Millions of air travelers are soaring for Easter. Although domestic ticket costs have risen 40 percent since January, Hopper said, the increase in airfare has not softened demand.

Domestic airline ticket costs are expected to rise 10 percent more in June, according to Hopper.

Delta Air Lines has booked more tickets than ever in the last month and will fly more than 480,000 passengers a day until Sunday. United Airlines will carry more than 400,000 passengers a day until Monday.

But the shortage of staff left over from the peak of the pandemic is leaving pilots and flight attendants frustrated. Spirit Airlines staff protested in Las Vegas on Friday.

Southwest Airlines Pilots Association is warning fatigue has become their “number 1 safety threat,” while Alaska Airlines pilots have been protesting their workloads for weeks.
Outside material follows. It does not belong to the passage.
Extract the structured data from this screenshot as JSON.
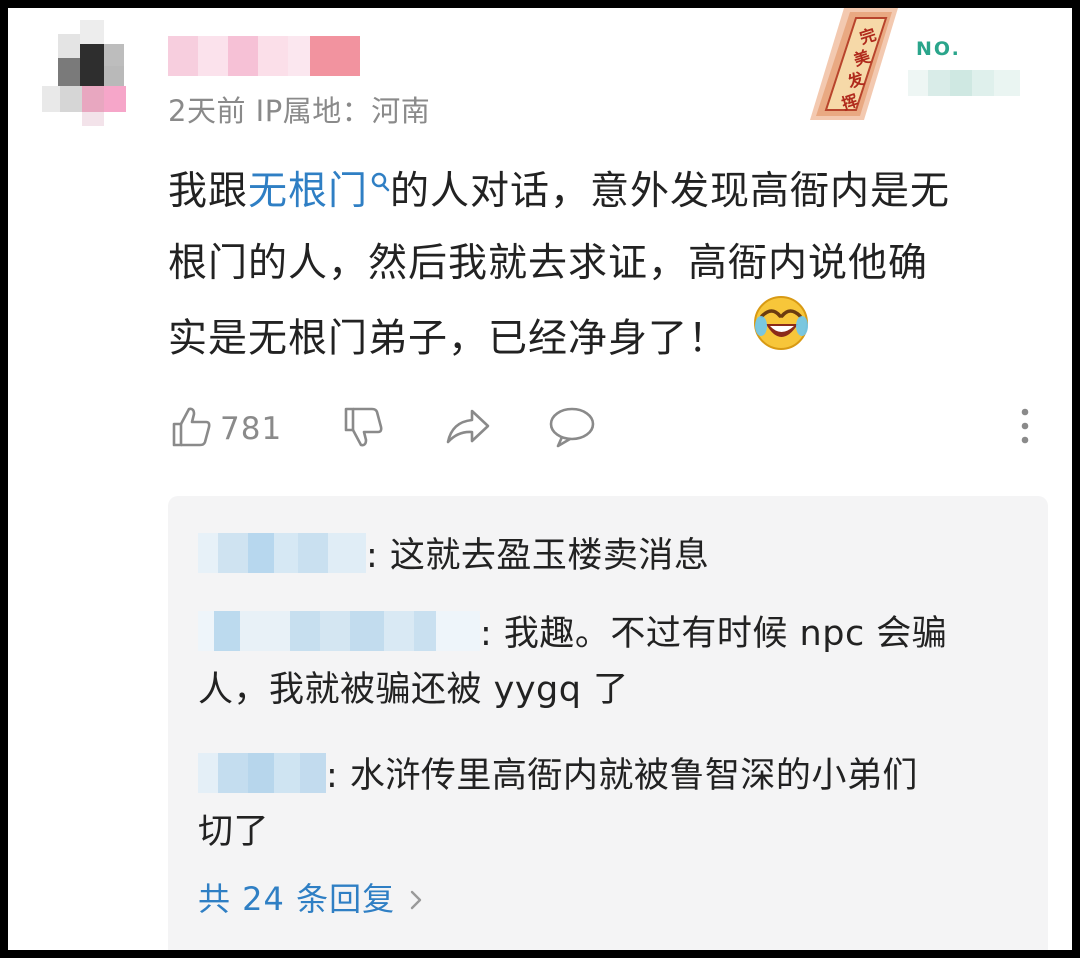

The airline responded by cutting its hours until June.

“We’re going to have a very hard three or four months because I don’t see any short-term solution to trying to meet demand when you don’t have the staff to support it,” CBS News reported. said senior travel adviser Peter Greenberg. “The airlines were over-scheduled, they still are. And the problem with that is that everything goes crazy because if you put a weather problem or a maintenance problem in it, the system collapses.”

Meanwhile, there is some relief for road commuters, with the national average for gas prices dropping to $ 4.07, according to AAA. That’s $ 0.24 cheaper than last month, though still at historically high levels.